From Standard Bearer to Overreach: A Look at Presidential Cycles


(Graphic credit: Mario Loundermon)
Gary Sick of Columbia University sent me today this fascinating and thoughtful essay, “The Coming Liberal Cycle,” written by Matthew Kohut.
Read the whole thing — particularly the comparison of Howard Dean to Barry Goldwater who took nearly two decades to see his views bubble up as mainstream conservatism — but here’s the start:

Barack Obama says he’s running for president because “we find ourselves in a moment…that comes along once in a generation.” Hillary is running because “we need a fundamentally new direction.” John Edwards is running “to end the corrupt system in Washington, and return the power of this government back to the hard-working people of America.” All three know one thing for certain: most Americans feel the country is on the wrong track. Each of them has spent the past year or longer making the case that he or she is uniquely qualified to reverse that trend.
Consider the 2008 presidential front-runners from both parties. Beyond the many possible demographic “firsts” (woman / African-American / Italian-American / Mormon), think about a deeper question: could one of the current crop have the potential to set in motion a lasting transformation of the political landscape? Fifty years from now, will the name of one of today’s candidates be used to describe an entire political age?
History strongly suggests that is the right time to ask. As twilight sets on the Bush administration, we are witnessing the end of the second of two great ideological cycles that have dominated American politics over the past 75 years. For the sake of simplicity, call them the Liberal Era (1932-1968) and the Conservative Era (1980-2008). If the pattern holds, a third cycle may be right around the corner.

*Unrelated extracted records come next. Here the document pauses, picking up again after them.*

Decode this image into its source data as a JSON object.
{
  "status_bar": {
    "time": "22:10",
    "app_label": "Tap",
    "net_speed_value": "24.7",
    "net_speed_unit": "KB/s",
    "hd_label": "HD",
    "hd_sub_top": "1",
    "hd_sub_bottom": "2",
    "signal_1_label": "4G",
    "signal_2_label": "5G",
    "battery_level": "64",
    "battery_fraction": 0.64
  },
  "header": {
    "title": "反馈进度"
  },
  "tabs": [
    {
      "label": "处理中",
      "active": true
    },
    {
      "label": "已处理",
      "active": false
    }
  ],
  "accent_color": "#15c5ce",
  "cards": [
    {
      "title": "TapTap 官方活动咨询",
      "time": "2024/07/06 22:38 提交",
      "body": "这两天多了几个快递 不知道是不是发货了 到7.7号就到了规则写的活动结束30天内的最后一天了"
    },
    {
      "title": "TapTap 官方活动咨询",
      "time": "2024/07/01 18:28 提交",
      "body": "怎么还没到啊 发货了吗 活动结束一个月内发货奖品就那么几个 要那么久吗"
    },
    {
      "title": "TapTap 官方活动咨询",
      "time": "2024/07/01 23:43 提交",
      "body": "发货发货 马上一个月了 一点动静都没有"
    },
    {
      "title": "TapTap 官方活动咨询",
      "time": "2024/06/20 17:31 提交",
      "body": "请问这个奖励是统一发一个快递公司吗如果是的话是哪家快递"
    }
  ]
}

Fascinating article. Greetings from Pittsburgh — where it’s snowing big flakes.
— Steve Clemons


5 comments on “From Standard Bearer to Overreach: A Look at Presidential Cycles

  1. JohnH says:

    Who ends up holding the bag? Well, it certainly won’t be the rich and powerful as long as there is no opposition organized to counter them. So who does that leave? We, the people.
    A perfect example is Social Security. The Baby Boomers are the first generation to be taxed to help pay for their own retirement (in previous generations the working population simply transferred money to the retired.) Well, the politicians decided to squander the social security surplus on war. Any attempt to raise taxes to meet the government’s indebtedness to the Social Security Trust Fund will be met with fierce resistance from the rich and powerful. They got caught napping by Clinton in 1993 and are not about to allow taxes to be raised on them again.


  2. Matthew says:

    JohnH: In “The Shock Doctrine,” Naomi Klein hinted at but never expressly addressed the limits of “Disaster Capitalism”: Someone has to pay for it. The current cycle in the US has severely degraded our currency and massively run up the National Debt, i.e., raised it by one-third during Bush’s 7 years. It doesn’t matter if the Conservatives want more Disaster Capitalism; someone has to pay the bill…and who is that going to be? A bankrupt America cannot fund this extemely wasteful economic activity.


  3. JohnH says:

    The central question here is “Do the seeds of a new liberalism already live somewhere?” Yes, there is a lot of dissatisfaction out there. But where is it organized?
    Much of what FDR did was in reaction to the threat that the poor, hungry, and unemployed would become increasingly radicalized and end up as communists. The political establishment had seen what happened in Russia. I don’t believe that poverty and unemployment alone would have been sufficient to move the political establishment to change during the Depression.
    Likewise, much of the liberalism of the 1960s stemmed from the organization of blacks and the specter of cities burning. Johnson was faced with the prospect of a war on two fronts. Without an organized, threatening opposition from the civil rights movement, it’s not clear that Johnson would have been able to accomplish much domestically.
    So, again, where is the liberal movement? Bush wants to take us back to the 1890s, Hillary to the 1990s. Who is agitating for real justice?
    We do know from Naomi Klein’s book “Disaster Capitalism” that the right wing is eagerly awaiting the next disaster. And they have plenty of experience capitalizing on disasters (pun intended). Where is the push-back from ordinary, disaffected people?
    Instead of a coming “liberal” cycle, we may well be in for some nasty surprises.


  4. Mike says:

    It’s Skowronek all over again!


  5. Seth Davis says:

    Interesting, but not truly incisive. Political behavioral scientists observed long ago that presidents are elected at the apex of a movement, and the moment they are elected the public begins to shift to the opposite pole.
    If you look at the mood of the public when Reagan was elected, the public vastly favored more conservative policies, but slid the opposite direction 12 years later when Clinton was elected. By 2000, the country favored more conservative economic policies and Bush was elected. That’s why the presidency shifts between the two parties roughly every 8 years. The country keeps trying to find an equilibrium, they tack left and elect a Democrat, then tack right and elect a Republican.
    There is a middle, we just don’t really know where it is, but we’ll keep looking for it.